Esos capitales desembarcan comprando deuda analizando la capacidad de repago de esos países teniendo en cuenta su fortaleza fiscal, situación que han comprobado en estos meses de debacle global. El discurso acerca de las “señales” al mundo de las finanzas o la necesidad de reinsertarse en el circuito financiero internacional forma parte de una ortodoxia que ha mostrado su inutilidad. Una vez más ha quedado demostrado que no se necesita arreglar con los holdouts o tener una buena relación con el FMI para recibir ofertas de financistas ávidos de utilidades atractivas. Pueden ser parte de una política de “normalización” de relaciones con factores del poder financiero, pero en general la codicia del capital no se detiene en las formas diplomáticas. Así quedó en evidencia con el intenso recorrido al alza de las cotizaciones de los títulos públicos en lo que va del año. Esta suba también relativizó los comentarios indignados acerca de que el conflicto con el Indec provocó la disparada del riesgo país desde 2007. Con cambios menores en la organización del Instituto, apertura comunicacional de su actual conducción y un canje de bonos indexados con CER, el Indec dejó de afectar la sensibilidad de los operadores bursátiles. En lo que va del año, el indicador riesgo país se derrumbó de 1400 a 600 puntos.

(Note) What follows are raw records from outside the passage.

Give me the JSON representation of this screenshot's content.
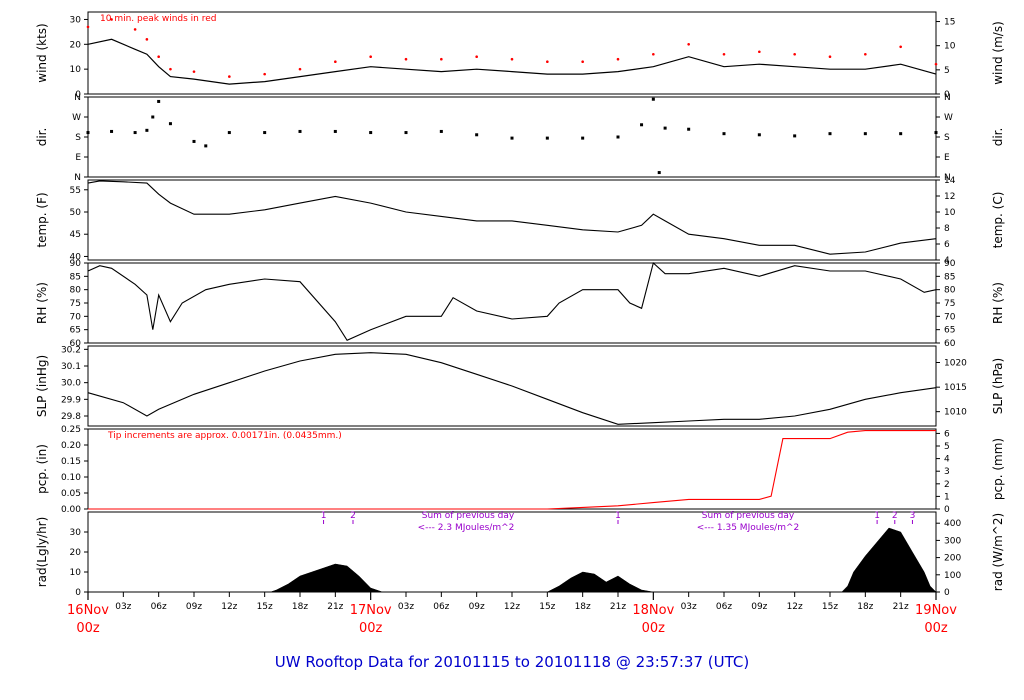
{
  "footer": {
    "title": "UW Rooftop Data for 20101115  to  20101118 @ 23:57:37  (UTC)"
  },
  "colors": {
    "peak": "#ff0000",
    "precip": "#ff0000",
    "annotation": "#9900cc",
    "date": "#ff0000",
    "title": "#0000cc",
    "series": "#000000"
  },
  "time_axis": {
    "hours": [
      "03z",
      "06z",
      "09z",
      "12z",
      "15z",
      "18z",
      "21z"
    ],
    "days": [
      {
        "day": "16Nov",
        "hour": "00z"
      },
      {
        "day": "17Nov",
        "hour": "00z"
      },
      {
        "day": "18Nov",
        "hour": "00z"
      },
      {
        "day": "19Nov",
        "hour": "00z"
      }
    ]
  },
  "chart_data": [
    {
      "type": "line",
      "key": "wind",
      "ylabel_left": "wind (kts)",
      "ylabel_right": "wind (m/s)",
      "note": "10 min. peak winds in red",
      "ylim": [
        0,
        33
      ],
      "left_ticks": [
        0,
        10,
        20,
        30
      ],
      "left_tick_labels": [
        "0",
        "10",
        "20",
        "30"
      ],
      "right_ticks": [
        0,
        9.72,
        19.44,
        29.16
      ],
      "right_tick_labels": [
        "0",
        "5",
        "10",
        "15"
      ],
      "x": [
        0,
        2,
        4,
        5,
        6,
        7,
        9,
        12,
        15,
        18,
        21,
        24,
        27,
        30,
        33,
        36,
        39,
        42,
        45,
        48,
        51,
        54,
        57,
        60,
        63,
        66,
        69,
        72
      ],
      "series": [
        {
          "name": "speed",
          "values": [
            20,
            22,
            18,
            16,
            11,
            7,
            6,
            4,
            5,
            7,
            9,
            11,
            10,
            9,
            10,
            9,
            8,
            8,
            9,
            11,
            15,
            11,
            12,
            11,
            10,
            10,
            12,
            8
          ]
        },
        {
          "name": "peak",
          "values": [
            27,
            30,
            26,
            22,
            15,
            10,
            9,
            7,
            8,
            10,
            13,
            15,
            14,
            14,
            15,
            14,
            13,
            13,
            14,
            16,
            20,
            16,
            17,
            16,
            15,
            16,
            19,
            12
          ]
        }
      ]
    },
    {
      "type": "scatter",
      "key": "dir",
      "ylabel_left": "dir.",
      "ylabel_right": "dir.",
      "ylim": [
        0,
        360
      ],
      "left_ticks": [
        0,
        90,
        180,
        270,
        360
      ],
      "left_tick_labels": [
        "N",
        "E",
        "S",
        "W",
        "N"
      ],
      "right_ticks": [
        0,
        90,
        180,
        270,
        360
      ],
      "right_tick_labels": [
        "N",
        "E",
        "S",
        "W",
        "N"
      ],
      "x": [
        0,
        2,
        4,
        5,
        5.5,
        6,
        7,
        9,
        10,
        12,
        15,
        18,
        21,
        24,
        27,
        30,
        33,
        36,
        39,
        42,
        45,
        47,
        48,
        48.5,
        49,
        51,
        54,
        57,
        60,
        63,
        66,
        69,
        72
      ],
      "values": [
        200,
        205,
        200,
        210,
        270,
        340,
        240,
        160,
        140,
        200,
        200,
        205,
        205,
        200,
        200,
        205,
        190,
        175,
        175,
        175,
        180,
        235,
        350,
        20,
        220,
        215,
        195,
        190,
        185,
        195,
        195,
        195,
        200
      ]
    },
    {
      "type": "line",
      "key": "temp",
      "ylabel_left": "temp. (F)",
      "ylabel_right": "temp. (C)",
      "ylim": [
        39.2,
        57.2
      ],
      "left_ticks": [
        40,
        45,
        50,
        55
      ],
      "left_tick_labels": [
        "40",
        "45",
        "50",
        "55"
      ],
      "right_ticks": [
        39.2,
        42.8,
        46.4,
        50,
        53.6,
        57.2
      ],
      "right_tick_labels": [
        "4",
        "6",
        "8",
        "10",
        "12",
        "14"
      ],
      "x": [
        0,
        1,
        3,
        5,
        6,
        7,
        9,
        12,
        15,
        18,
        21,
        24,
        27,
        30,
        33,
        36,
        39,
        42,
        45,
        47,
        48,
        49,
        51,
        54,
        57,
        60,
        63,
        66,
        69,
        72
      ],
      "values": [
        56.5,
        57,
        56.8,
        56.5,
        54,
        52,
        49.5,
        49.5,
        50.5,
        52,
        53.5,
        52,
        50,
        49,
        48,
        48,
        47,
        46,
        45.5,
        47,
        49.5,
        48,
        45,
        44,
        42.5,
        42.5,
        40.5,
        41,
        43,
        44
      ]
    },
    {
      "type": "line",
      "key": "rh",
      "ylabel_left": "RH (%)",
      "ylabel_right": "RH (%)",
      "ylim": [
        60,
        90
      ],
      "left_ticks": [
        60,
        65,
        70,
        75,
        80,
        85,
        90
      ],
      "left_tick_labels": [
        "60",
        "65",
        "70",
        "75",
        "80",
        "85",
        "90"
      ],
      "right_ticks": [
        60,
        65,
        70,
        75,
        80,
        85,
        90
      ],
      "right_tick_labels": [
        "60",
        "65",
        "70",
        "75",
        "80",
        "85",
        "90"
      ],
      "x": [
        0,
        1,
        2,
        4,
        5,
        5.5,
        6,
        7,
        8,
        10,
        12,
        15,
        18,
        21,
        22,
        24,
        27,
        30,
        31,
        33,
        36,
        39,
        40,
        42,
        45,
        46,
        47,
        48,
        49,
        51,
        54,
        57,
        60,
        63,
        66,
        69,
        71,
        72
      ],
      "values": [
        87,
        89,
        88,
        82,
        78,
        65,
        78,
        68,
        75,
        80,
        82,
        84,
        83,
        68,
        61,
        65,
        70,
        70,
        77,
        72,
        69,
        70,
        75,
        80,
        80,
        75,
        73,
        90,
        86,
        86,
        88,
        85,
        89,
        87,
        87,
        84,
        79,
        80
      ]
    },
    {
      "type": "line",
      "key": "slp",
      "ylabel_left": "SLP (inHg)",
      "ylabel_right": "SLP (hPa)",
      "ylim": [
        29.74,
        30.22
      ],
      "left_ticks": [
        29.8,
        29.9,
        30.0,
        30.1,
        30.2
      ],
      "left_tick_labels": [
        "29.8",
        "29.9",
        "30.0",
        "30.1",
        "30.2"
      ],
      "right_ticks": [
        29.826,
        29.973,
        30.121
      ],
      "right_tick_labels": [
        "1010",
        "1015",
        "1020"
      ],
      "x": [
        0,
        3,
        5,
        6,
        9,
        12,
        15,
        18,
        21,
        24,
        27,
        30,
        33,
        36,
        39,
        42,
        45,
        48,
        51,
        54,
        57,
        60,
        63,
        66,
        69,
        72
      ],
      "values": [
        29.94,
        29.88,
        29.8,
        29.84,
        29.93,
        30.0,
        30.07,
        30.13,
        30.17,
        30.18,
        30.17,
        30.12,
        30.05,
        29.98,
        29.9,
        29.82,
        29.75,
        29.76,
        29.77,
        29.78,
        29.78,
        29.8,
        29.84,
        29.9,
        29.94,
        29.97
      ]
    },
    {
      "type": "line",
      "key": "pcp",
      "ylabel_left": "pcp. (in)",
      "ylabel_right": "pcp. (mm)",
      "note": "Tip increments are approx. 0.00171in. (0.0435mm.)",
      "ylim": [
        0,
        0.25
      ],
      "left_ticks": [
        0,
        0.05,
        0.1,
        0.15,
        0.2,
        0.25
      ],
      "left_tick_labels": [
        "0.00",
        "0.05",
        "0.10",
        "0.15",
        "0.20",
        "0.25"
      ],
      "right_ticks": [
        0,
        0.0394,
        0.0787,
        0.1181,
        0.1575,
        0.1969,
        0.2362
      ],
      "right_tick_labels": [
        "0",
        "1",
        "2",
        "3",
        "4",
        "5",
        "6"
      ],
      "x": [
        0,
        39,
        42,
        45,
        48,
        51,
        57,
        58,
        59,
        60,
        63,
        64.5,
        66,
        72
      ],
      "values": [
        0,
        0,
        0.005,
        0.01,
        0.02,
        0.03,
        0.03,
        0.04,
        0.22,
        0.22,
        0.22,
        0.24,
        0.245,
        0.245
      ]
    },
    {
      "type": "area",
      "key": "rad",
      "ylabel_left": "rad(Lgly/hr)",
      "ylabel_right": "rad (W/m^2)",
      "ylim": [
        0,
        40
      ],
      "left_ticks": [
        0,
        10,
        20,
        30
      ],
      "left_tick_labels": [
        "0",
        "10",
        "20",
        "30"
      ],
      "right_ticks": [
        0,
        8.6,
        17.2,
        25.8,
        34.4
      ],
      "right_tick_labels": [
        "0",
        "100",
        "200",
        "300",
        "400"
      ],
      "annotations": [
        "Sum of previous day",
        "<--- 2.3 MJoules/m^2",
        "Sum of previous day",
        "<--- 1.35 MJoules/m^2"
      ],
      "markers": [
        {
          "x": 20,
          "label": "1"
        },
        {
          "x": 22.5,
          "label": "2"
        },
        {
          "x": 45,
          "label": "1"
        },
        {
          "x": 67,
          "label": "1"
        },
        {
          "x": 68.5,
          "label": "2"
        },
        {
          "x": 70,
          "label": "3"
        }
      ],
      "x": [
        15.5,
        16,
        17,
        18,
        19,
        20,
        21,
        22,
        23,
        24,
        25,
        39,
        40,
        41,
        42,
        43,
        44,
        45,
        46,
        47,
        48,
        49,
        64,
        64.5,
        65,
        66,
        67,
        68,
        69,
        70,
        71,
        71.5,
        72
      ],
      "values": [
        0,
        1,
        4,
        8,
        10,
        12,
        14,
        13,
        8,
        2,
        0,
        0,
        3,
        7,
        10,
        9,
        5,
        8,
        4,
        1,
        0,
        0,
        0,
        3,
        10,
        18,
        25,
        32,
        30,
        20,
        10,
        3,
        0
      ]
    }
  ]
}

En ese contexto, el Gobierno avanza con la ley ganzúa que apunta a normalizar una parte de la deuda en default reconociendo su existencia, pese a que en su momento se advirtió que si no participaba del canje quedaría fuera de registros. Su incorporación a la contabilidad pública implica un importante costo, no sólo político sino también de recursos. Con el supuesto de un 70 por ciento de aceptación, implicaría sumar de 7000 a 8000 millones de dólares al stock de deuda pública. Esto significaría adicionar un compromiso de 450 a 550 millones de dólares anuales por el pago de intereses. Una posibilidad es que esa operación permita emitir nueva deuda a tasas razonables para superar los próximos vencimientos sin apremios fiscales, y así liberar recursos para sostener una política activa del gasto público. Pero también existe la opción de que detrás de esa operación irrumpa la tentación de reanudar un nuevo ciclo de endeudamiento externo para financiar gastos corrientes. Así se ingresaría en un sendero cuyo desenlace es conocido y poco feliz. Es probable que disminuya la tasa de interés por el exceso de fondos especulativos en el mercado internacional más que por el nuevo canje. Por ese motivo, con la reapertura de la puerta al crédito internacional y tasas en descenso, se agiganta el riesgo de que el aroma de un buen Malbec pueda hacer sucumbir la beneficiosa abstinencia obligada a la que fue sometido un alcohólico reincidente.